Oh there is a huge difference. The best holiday for me was Bajram holiday. I remember the time when i was unmarried, we couldn’t wait for Bajram, and we were preparing for weeks. I lived in a big village and with a lot of cousins and sisters. We were 7 sisters and all of us had flair for singing with tambourine. So before and during holiday we went house by house to all villages, singing and dancing, especially we went to the houses when were new brides. The new brides wore the best clothes they had and we sing tothem. Now everything is different, everything is so empty.

Today we celebrate just one day of Bajram, and you don’t see joy in peoples face , neither to children, they are not happy anymore. We just say to each other “happy Holiday and that’s it, we don’t sing and dance any more like used to do, even when we smile to each other it seems to me is a fake smile. After the war things changed, it seems that the war ended but took our joy and happiness!

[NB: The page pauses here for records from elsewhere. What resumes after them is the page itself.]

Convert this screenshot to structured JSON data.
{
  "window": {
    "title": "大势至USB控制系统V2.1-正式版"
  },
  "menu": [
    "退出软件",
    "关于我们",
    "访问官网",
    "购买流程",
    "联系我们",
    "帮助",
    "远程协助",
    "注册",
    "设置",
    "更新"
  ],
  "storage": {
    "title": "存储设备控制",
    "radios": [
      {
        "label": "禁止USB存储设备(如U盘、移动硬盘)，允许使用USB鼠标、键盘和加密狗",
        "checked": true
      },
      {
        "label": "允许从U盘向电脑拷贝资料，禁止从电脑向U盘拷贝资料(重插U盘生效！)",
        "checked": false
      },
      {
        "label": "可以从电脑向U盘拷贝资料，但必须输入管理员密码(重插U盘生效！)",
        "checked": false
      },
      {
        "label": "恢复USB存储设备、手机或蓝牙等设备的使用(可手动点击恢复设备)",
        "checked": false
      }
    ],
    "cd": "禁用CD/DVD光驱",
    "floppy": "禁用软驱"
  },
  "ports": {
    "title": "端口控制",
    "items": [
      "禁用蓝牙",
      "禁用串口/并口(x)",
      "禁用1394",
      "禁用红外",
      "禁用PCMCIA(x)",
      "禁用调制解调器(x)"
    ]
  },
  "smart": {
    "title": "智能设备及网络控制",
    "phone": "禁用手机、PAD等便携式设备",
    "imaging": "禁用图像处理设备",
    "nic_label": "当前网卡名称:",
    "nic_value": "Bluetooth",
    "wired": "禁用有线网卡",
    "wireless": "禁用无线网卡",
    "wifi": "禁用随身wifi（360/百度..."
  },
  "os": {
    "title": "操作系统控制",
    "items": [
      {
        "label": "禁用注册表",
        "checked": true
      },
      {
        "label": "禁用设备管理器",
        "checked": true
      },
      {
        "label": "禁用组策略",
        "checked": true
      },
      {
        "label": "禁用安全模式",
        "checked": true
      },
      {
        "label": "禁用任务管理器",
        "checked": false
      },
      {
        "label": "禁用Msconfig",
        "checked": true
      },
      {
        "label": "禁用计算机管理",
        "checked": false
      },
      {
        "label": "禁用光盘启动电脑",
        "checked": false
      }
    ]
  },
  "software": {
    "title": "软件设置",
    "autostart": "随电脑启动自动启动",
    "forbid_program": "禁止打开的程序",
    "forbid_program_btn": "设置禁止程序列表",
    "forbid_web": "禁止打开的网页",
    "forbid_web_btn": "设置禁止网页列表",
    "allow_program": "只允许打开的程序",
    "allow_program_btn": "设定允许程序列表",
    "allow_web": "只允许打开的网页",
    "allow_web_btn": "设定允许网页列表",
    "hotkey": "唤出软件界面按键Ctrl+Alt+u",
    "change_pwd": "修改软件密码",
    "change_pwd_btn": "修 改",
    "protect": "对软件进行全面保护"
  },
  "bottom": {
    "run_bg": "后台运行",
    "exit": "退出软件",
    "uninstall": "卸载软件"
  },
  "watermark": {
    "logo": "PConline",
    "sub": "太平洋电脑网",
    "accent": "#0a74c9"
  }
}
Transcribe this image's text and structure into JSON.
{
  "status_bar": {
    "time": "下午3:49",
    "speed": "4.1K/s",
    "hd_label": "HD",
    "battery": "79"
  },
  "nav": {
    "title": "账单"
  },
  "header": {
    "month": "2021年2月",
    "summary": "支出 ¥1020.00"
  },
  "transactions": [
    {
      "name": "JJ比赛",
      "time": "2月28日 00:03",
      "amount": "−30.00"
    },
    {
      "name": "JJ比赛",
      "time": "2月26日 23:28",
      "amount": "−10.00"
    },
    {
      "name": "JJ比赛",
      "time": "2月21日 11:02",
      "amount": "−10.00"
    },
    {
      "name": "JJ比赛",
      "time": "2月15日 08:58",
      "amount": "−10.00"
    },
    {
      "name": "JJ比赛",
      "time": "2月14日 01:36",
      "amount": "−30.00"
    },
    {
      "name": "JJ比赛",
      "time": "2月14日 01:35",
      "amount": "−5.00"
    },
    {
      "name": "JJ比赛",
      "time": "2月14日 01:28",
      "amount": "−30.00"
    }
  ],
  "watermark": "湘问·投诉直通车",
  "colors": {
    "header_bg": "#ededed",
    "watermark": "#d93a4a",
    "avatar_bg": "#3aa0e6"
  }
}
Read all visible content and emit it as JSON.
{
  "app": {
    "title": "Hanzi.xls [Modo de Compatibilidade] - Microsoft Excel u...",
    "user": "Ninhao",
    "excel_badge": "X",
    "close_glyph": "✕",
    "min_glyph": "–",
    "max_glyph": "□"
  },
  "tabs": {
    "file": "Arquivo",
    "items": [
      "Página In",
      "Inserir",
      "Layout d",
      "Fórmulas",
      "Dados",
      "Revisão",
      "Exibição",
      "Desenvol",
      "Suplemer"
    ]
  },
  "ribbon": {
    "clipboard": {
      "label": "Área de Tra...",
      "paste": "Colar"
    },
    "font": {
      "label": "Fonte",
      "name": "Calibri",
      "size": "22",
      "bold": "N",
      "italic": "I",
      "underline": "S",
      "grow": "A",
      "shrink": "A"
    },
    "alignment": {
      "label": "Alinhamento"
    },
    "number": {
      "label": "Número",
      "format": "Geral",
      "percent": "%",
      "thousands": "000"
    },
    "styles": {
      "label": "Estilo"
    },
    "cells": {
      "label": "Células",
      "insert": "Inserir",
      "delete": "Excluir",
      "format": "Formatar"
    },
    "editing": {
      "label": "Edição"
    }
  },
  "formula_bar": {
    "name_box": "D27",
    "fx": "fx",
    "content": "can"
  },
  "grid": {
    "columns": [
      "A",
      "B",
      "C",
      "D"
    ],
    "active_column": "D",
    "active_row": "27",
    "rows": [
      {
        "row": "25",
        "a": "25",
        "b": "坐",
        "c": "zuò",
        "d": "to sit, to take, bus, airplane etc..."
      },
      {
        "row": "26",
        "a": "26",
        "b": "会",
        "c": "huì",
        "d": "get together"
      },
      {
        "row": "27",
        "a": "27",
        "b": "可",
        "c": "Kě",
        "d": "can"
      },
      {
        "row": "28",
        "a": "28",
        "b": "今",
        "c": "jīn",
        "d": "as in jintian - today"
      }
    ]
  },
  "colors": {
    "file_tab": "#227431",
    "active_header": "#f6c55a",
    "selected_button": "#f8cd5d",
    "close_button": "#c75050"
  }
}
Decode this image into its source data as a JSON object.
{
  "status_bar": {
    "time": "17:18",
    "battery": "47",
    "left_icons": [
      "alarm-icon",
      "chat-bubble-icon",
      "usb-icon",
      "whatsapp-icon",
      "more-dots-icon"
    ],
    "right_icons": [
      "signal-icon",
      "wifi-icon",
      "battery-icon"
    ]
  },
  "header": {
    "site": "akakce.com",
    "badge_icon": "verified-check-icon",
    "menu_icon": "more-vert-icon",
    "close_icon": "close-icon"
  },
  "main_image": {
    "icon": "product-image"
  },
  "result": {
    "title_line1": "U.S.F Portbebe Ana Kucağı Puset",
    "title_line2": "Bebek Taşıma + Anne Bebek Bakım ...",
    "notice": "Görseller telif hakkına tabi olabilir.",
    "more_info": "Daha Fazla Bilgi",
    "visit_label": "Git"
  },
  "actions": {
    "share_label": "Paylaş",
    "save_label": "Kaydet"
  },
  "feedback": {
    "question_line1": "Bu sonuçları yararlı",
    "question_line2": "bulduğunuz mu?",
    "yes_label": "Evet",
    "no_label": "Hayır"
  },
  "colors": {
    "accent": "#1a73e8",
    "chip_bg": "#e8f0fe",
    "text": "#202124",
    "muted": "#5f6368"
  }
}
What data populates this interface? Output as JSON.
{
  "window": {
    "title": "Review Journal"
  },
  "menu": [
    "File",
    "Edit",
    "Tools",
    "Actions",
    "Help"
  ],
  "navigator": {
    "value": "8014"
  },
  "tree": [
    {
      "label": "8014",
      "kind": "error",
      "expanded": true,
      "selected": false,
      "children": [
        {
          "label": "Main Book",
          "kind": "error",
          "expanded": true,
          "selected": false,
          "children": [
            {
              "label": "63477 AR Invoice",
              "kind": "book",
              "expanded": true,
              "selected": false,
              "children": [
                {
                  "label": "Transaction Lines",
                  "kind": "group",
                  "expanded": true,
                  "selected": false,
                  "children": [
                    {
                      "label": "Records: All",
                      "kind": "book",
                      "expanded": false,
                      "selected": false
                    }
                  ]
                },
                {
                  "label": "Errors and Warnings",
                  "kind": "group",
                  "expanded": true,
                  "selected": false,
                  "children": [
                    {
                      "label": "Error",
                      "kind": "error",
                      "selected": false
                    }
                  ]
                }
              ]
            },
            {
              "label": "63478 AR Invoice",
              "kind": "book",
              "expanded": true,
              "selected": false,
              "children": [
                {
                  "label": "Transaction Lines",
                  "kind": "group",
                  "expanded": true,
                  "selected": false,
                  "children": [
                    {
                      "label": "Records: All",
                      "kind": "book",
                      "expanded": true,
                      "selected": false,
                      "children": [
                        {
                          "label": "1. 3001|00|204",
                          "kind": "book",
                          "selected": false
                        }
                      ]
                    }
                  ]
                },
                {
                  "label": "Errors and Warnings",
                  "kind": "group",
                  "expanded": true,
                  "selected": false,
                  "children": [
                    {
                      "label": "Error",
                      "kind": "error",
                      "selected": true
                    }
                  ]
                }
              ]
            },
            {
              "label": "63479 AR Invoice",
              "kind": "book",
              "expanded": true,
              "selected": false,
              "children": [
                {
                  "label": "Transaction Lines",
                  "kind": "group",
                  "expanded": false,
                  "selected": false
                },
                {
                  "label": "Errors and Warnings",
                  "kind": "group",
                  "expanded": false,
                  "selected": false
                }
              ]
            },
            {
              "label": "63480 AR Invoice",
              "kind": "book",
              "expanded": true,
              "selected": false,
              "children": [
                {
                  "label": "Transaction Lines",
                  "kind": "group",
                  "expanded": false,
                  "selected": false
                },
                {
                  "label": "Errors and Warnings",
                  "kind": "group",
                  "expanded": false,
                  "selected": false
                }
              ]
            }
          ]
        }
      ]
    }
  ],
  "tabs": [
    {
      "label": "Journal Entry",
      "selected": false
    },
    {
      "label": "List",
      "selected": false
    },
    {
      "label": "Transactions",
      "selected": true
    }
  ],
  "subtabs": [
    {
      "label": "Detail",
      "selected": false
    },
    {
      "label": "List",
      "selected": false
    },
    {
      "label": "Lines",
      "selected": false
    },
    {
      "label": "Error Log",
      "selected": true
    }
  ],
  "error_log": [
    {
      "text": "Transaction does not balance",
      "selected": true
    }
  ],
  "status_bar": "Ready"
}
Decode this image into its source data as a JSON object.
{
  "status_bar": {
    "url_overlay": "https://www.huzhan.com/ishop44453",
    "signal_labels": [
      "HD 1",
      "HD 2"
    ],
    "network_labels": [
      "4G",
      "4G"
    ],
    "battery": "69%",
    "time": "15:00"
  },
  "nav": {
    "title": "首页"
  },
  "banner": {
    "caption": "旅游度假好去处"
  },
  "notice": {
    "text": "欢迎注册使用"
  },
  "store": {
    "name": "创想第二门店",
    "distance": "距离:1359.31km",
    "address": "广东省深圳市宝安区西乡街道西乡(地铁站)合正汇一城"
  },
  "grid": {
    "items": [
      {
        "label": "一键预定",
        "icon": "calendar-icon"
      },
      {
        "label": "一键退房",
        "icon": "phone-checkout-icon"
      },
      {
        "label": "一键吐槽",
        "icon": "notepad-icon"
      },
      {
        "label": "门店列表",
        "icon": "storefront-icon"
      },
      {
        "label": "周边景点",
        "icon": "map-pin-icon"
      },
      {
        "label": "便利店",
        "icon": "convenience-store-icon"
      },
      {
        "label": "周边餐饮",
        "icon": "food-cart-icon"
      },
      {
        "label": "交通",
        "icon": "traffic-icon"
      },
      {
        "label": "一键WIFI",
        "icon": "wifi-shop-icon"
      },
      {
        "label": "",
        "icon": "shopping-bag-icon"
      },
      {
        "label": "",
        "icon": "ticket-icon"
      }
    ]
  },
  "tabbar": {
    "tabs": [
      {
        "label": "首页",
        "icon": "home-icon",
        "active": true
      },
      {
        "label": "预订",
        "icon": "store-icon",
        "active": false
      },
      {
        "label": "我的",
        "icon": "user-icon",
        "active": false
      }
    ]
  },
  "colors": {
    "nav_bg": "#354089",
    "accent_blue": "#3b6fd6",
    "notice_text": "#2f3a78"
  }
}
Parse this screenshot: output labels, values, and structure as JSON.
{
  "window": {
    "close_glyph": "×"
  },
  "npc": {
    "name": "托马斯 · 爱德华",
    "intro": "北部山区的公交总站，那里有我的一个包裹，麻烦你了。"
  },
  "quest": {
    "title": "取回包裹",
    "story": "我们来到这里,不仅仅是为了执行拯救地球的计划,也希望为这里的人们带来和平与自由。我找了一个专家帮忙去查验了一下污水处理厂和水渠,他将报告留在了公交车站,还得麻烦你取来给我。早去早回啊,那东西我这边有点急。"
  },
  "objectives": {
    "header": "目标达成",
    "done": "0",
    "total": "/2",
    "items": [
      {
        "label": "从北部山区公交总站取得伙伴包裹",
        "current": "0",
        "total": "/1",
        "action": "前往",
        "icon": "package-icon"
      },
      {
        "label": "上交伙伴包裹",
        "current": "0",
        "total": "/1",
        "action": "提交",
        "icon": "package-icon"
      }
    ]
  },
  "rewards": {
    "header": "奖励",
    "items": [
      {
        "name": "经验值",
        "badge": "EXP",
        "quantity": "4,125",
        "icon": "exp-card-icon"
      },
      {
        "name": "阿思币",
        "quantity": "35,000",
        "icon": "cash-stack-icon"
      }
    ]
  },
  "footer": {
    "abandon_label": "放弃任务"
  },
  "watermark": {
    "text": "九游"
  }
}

Every holiday reminds us of who is not there and how many we don’t know what happened to them.

Besire: What is the best thing that can happen for you?

The worst thing for me now, is to see my daughter with the nose deformed from the grenade.  She is already fifteen, an excellent student and it happens  many times, she comes home  from school crying, because other children call her ” tomato nose” I pray good one day she will have the opportunity to operate her nose and to feel like other children.  That is the best that can happen to me!